I used to use a D-Link DAP 1522 as a wireless bridge, but it failed due to age. The sole purpose of the wireless bridge is to make an old HP laser printer available as a network device, instead of being being shared on a desktop system that is not always on.

Thanks.
 
Tomato is nice but hardly ever updated so I'd go with dd wrt.
 
I'm not interested in DD-WRT for my main router, just as a bridge.

I have both a WNDR4500 and a WNDR4500 V2. I use DD-WRT on both, and my experience has been very positive. I just use both as simple access points however. I've never played around with trying to use them as a bridge.

I'm looking for a "set it and forget it" setup, something the opposite of the constant important updates like Windows 10.

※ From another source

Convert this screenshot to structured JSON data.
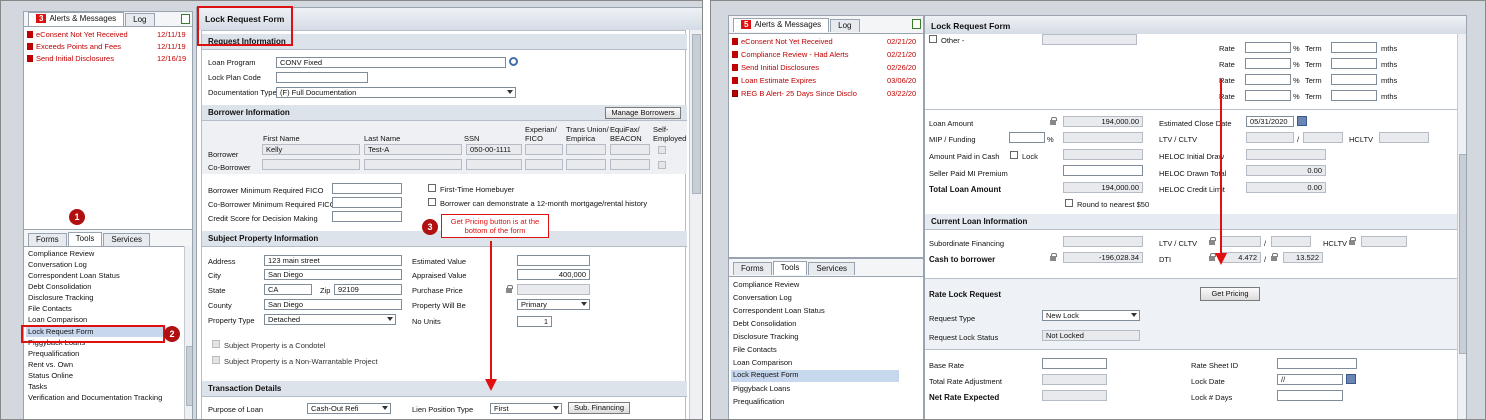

Just to be clear, DD-WRT is updated rather frequently. Updates have to be done manually. It won't prompt you, but they still exist. If you simply don't care about updates and prefer to pretend that they don't matter or don't exist, you can do that in Windows 10 also by disabling updates.
 
I've never played around with trying to use them as a bridge.
From my understanding, an access point is an implementation of a bridge between media types because it 'bridges' wired ethernet with WiFi. I make no claims of RFC compliance for the preceding statement :).
 
From my understanding, an access point is an implementation of a bridge between media types because it 'bridges' wired ethernet with WiFi. I make no claims of RFC compliance for the preceding statement :).
That's exactly what it does. In ISO model terms, it's a level 2 connection. Routing would be level 3, as in Internet Protocol, or IP. I don't understand why I can't find a current generation affordable router that supports bridging. that's why I want to use DD-WRT to get that feature. Otherwise, for my purposes, the standard Netgear software is (mostly) sufficient.